The Mori Pendant is made of webbed nylon skin over a wire frame and is finished with a matte lacquer.

Can you tell me more about the Mori Pendant and how it’s been used in the Dwell House?

I’m just generally obsessed with the work of Norm Architects, so to hear they were considering the Mori Pendant was quite flattering. The unique design point of view of the Dwell House is the perfect environment for one of our most iconic designs to really flourish.

Ten years ago, when the collection was designed, we set out to achieve warmth and luminosity through the use of LED technology. These things didn’t really go hand in hand at that time. It’s a simple crosswire frame that’s fully cocooned in woven polymer threads then sprayed with a matte lacquer finish. The unique form of the Mori Pendant casts a lantern-like, ambient glow in a space, and the texture of the shade creates a sense of calm that allows you to settle into the space.

The Dwell House is an efficiently planned space and it was important to make the most of the footprint and marry visual impact with function. The Mori Pendant is placed in the living area, in front of the bi-fold glass wall that leads to the deck. When you enter the space, you get a nice moment of impact from seeing that pendant in the main area. It also acts as a functional beacon of light.  

The 12-foot folding glass wall, custom made by NanaWall, connects indoor and outdoor spaces seamlessly in the Dwell House while the Mori Pendant acts as a focal point in the space.

If you had a Dwell House, how would you use it?

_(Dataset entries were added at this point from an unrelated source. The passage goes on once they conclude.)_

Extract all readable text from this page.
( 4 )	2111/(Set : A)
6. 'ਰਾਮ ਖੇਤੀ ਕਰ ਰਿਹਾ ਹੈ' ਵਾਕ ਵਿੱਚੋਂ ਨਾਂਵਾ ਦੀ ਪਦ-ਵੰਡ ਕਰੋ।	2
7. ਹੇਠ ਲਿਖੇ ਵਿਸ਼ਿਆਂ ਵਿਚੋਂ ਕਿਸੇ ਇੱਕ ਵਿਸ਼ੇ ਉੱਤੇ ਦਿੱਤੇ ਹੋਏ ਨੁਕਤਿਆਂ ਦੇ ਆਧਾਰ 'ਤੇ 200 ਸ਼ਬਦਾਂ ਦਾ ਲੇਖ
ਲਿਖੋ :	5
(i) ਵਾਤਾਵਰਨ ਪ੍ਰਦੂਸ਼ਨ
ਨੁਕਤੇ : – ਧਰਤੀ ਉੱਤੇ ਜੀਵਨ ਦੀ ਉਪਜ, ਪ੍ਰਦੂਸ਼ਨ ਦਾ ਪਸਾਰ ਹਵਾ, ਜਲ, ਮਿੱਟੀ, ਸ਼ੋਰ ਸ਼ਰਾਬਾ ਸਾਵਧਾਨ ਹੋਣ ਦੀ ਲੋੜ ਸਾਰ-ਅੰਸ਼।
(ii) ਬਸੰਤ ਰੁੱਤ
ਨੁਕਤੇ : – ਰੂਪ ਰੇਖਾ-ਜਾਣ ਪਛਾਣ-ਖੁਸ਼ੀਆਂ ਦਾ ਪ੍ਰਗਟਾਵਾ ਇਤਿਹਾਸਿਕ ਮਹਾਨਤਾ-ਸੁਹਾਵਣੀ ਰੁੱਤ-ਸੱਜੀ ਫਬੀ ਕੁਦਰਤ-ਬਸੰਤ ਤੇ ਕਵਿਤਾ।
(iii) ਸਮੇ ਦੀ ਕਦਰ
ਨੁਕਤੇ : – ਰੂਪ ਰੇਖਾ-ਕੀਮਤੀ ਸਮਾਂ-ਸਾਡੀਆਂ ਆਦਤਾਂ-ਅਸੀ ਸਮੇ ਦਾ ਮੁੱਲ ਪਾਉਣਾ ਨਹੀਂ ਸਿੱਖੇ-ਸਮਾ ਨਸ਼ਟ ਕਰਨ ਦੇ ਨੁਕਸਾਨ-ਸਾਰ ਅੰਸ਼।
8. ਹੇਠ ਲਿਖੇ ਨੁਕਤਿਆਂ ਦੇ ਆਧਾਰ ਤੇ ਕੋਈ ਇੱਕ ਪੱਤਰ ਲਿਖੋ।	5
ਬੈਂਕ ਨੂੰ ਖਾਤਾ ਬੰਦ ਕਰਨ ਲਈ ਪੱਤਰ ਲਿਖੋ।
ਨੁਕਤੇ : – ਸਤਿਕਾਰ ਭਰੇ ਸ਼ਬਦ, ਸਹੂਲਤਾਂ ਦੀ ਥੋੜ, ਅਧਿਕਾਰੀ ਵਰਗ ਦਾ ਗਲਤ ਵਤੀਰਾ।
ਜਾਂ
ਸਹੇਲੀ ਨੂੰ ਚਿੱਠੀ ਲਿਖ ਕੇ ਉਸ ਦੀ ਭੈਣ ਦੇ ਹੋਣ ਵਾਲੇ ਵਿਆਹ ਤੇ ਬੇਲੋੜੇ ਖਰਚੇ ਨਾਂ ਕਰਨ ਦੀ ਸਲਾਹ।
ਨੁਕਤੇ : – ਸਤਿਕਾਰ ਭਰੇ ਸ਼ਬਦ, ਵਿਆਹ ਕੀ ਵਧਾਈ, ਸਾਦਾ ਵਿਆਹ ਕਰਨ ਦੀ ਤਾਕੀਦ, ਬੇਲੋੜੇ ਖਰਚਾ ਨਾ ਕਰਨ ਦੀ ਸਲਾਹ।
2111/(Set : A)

I’m based in upstate New York and have been hoping to build a Scandinavian-style house on some land—as someone who is very design-minded, however, I’m concerned that it would be really tough to achieve this with local fabricators and materials. I would love the possibility to just crane in this beautiful structure and use it as a wonderful, efficiently sized living space with high design, beautiful finishes, and quality construction.